Protection phytosanitaire et désherbage

Les pesticides se retrouvent dans les eaux superficielles de différentes manières, par écoulement dans les ruisseaux, mais aussi via le réseau d'égouts. Pour les concentrations de ces substances, une norme en matière d'eau potable a été fixée à 0,1 µg/l; une norme identique est d'application aux Pays-Bas pour les eaux de rivière utilisées pour la production d'eau potable. Depuis des années, nous constatons un dépassement de cette norme pour les eaux de la Meuse. La RIWA-Meuse souhaite une réduction des émissions telle que plus aucun dépassement de la norme ne se produise.

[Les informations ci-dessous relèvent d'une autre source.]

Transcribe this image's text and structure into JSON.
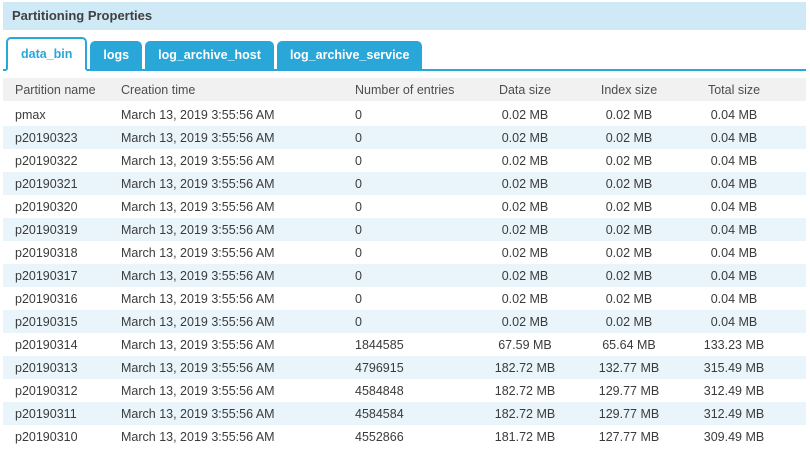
{
  "panel": {
    "title": "Partitioning Properties"
  },
  "tabs": [
    {
      "label": "data_bin",
      "active": true
    },
    {
      "label": "logs",
      "active": false
    },
    {
      "label": "log_archive_host",
      "active": false
    },
    {
      "label": "log_archive_service",
      "active": false
    }
  ],
  "table": {
    "columns": [
      "Partition name",
      "Creation time",
      "Number of entries",
      "Data size",
      "Index size",
      "Total size"
    ],
    "column_keys": [
      "partition-name",
      "creation-time",
      "number-of-entries",
      "data-size",
      "index-size",
      "total-size"
    ],
    "rows": [
      [
        "pmax",
        "March 13, 2019 3:55:56 AM",
        "0",
        "0.02 MB",
        "0.02 MB",
        "0.04 MB"
      ],
      [
        "p20190323",
        "March 13, 2019 3:55:56 AM",
        "0",
        "0.02 MB",
        "0.02 MB",
        "0.04 MB"
      ],
      [
        "p20190322",
        "March 13, 2019 3:55:56 AM",
        "0",
        "0.02 MB",
        "0.02 MB",
        "0.04 MB"
      ],
      [
        "p20190321",
        "March 13, 2019 3:55:56 AM",
        "0",
        "0.02 MB",
        "0.02 MB",
        "0.04 MB"
      ],
      [
        "p20190320",
        "March 13, 2019 3:55:56 AM",
        "0",
        "0.02 MB",
        "0.02 MB",
        "0.04 MB"
      ],
      [
        "p20190319",
        "March 13, 2019 3:55:56 AM",
        "0",
        "0.02 MB",
        "0.02 MB",
        "0.04 MB"
      ],
      [
        "p20190318",
        "March 13, 2019 3:55:56 AM",
        "0",
        "0.02 MB",
        "0.02 MB",
        "0.04 MB"
      ],
      [
        "p20190317",
        "March 13, 2019 3:55:56 AM",
        "0",
        "0.02 MB",
        "0.02 MB",
        "0.04 MB"
      ],
      [
        "p20190316",
        "March 13, 2019 3:55:56 AM",
        "0",
        "0.02 MB",
        "0.02 MB",
        "0.04 MB"
      ],
      [
        "p20190315",
        "March 13, 2019 3:55:56 AM",
        "0",
        "0.02 MB",
        "0.02 MB",
        "0.04 MB"
      ],
      [
        "p20190314",
        "March 13, 2019 3:55:56 AM",
        "1844585",
        "67.59 MB",
        "65.64 MB",
        "133.23 MB"
      ],
      [
        "p20190313",
        "March 13, 2019 3:55:56 AM",
        "4796915",
        "182.72 MB",
        "132.77 MB",
        "315.49 MB"
      ],
      [
        "p20190312",
        "March 13, 2019 3:55:56 AM",
        "4584848",
        "182.72 MB",
        "129.77 MB",
        "312.49 MB"
      ],
      [
        "p20190311",
        "March 13, 2019 3:55:56 AM",
        "4584584",
        "182.72 MB",
        "129.77 MB",
        "312.49 MB"
      ],
      [
        "p20190310",
        "March 13, 2019 3:55:56 AM",
        "4552866",
        "181.72 MB",
        "127.77 MB",
        "309.49 MB"
      ]
    ]
  },
  "colors": {
    "accent_blue": "#2aa7d9",
    "title_bar_bg": "#cfe9f6",
    "header_row_bg": "#f1f1f1",
    "row_alt_bg": "#e9f5fb"
  }
}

Moins d'émissions en améliorant la cooperation

Pour atteindre cet objectif, nous cherchons à coopérer avec le secteur agricole, les fabricants de pesticides, de pulvérisateurs et de systèmes de traitement des eaux, les autorités et les instituts de recherches. De 2010 à 2012, en collaboration avec quelques parties impliquées dans le projet "Contribuer ensemble à une Meuse propre", nous avons introduit auprès de 100 agriculteurs ou entreprises de travaux agricoles différentes techniques visant à réduire les émissions de substances. Ces techniques ont ensuite été intégrées dans les outils suivants: la boîte à outils destinée à réduire les émissions (Toolbox Emissiebeperking), l'outil internet relatif aux buses de pulvérisation (spuitdoppen webtool) et les fiches techniques du projet Schoon Water. Nous suivons la réalisation du projet Deltaplan Agrarisch Waterbeheer.

Désherbage non chimique en dehors des activités agricoles

Pour le désherbage des voiries, des places et autour des maisons, on utilise surtout du glyphosate. Ce produit entraîne le plus grand nombre de dépassements des normes de concentrations de substances présentes dans les eaux de la Meuse. De 2006 à 2012, nous avons publié des rapports périodiques concernant les résultats de notre étude relative à la qualité des eaux. Grâce à notre lobbying et nos résultats de mesures, nous contribuons à développer une politique au niveau national, à générer des idées autour de méthodes alternatives de désherbage et à améliorer le "baromètre de la gestion durable des terrains". Il en résulte une diminution du nombre de dépassements des normes: de 40 à 20 % pour l'ensemble de nos mesures. Notre objectif n'est donc que partiellement atteint. Toutefois, nous avons des raisons de nous réjouir car, grâce à notre lobbying et à la motion Grashoff, le gouvernement et la Chambre des représentants ont décidé en 2014 d'interdire le désherbage chimique en dehors des activités agricoles. Cette décision a pris effet début 2016. Les autres pays du district hydrographique de la Meuse ont pris ou vont prendre des mesures similaires: interdire le désherbage chimique et promouvoir des mesures destinées à réduire les émissions dans le secteur agricole.

Nous abordons la problématique au sein de la CIM, lors des concertations avec des organisations-soeurs. Le résultat de tous ces efforts se traduit dans le nombre de dépassements constatés: une tendance à la baisse, certes, mais toujours des dépassements, ce qui montre que nous n'avons pas encore atteint notre objectif. Les résultats de nos mesures nous indiqueront l'efficacité des mesures prises.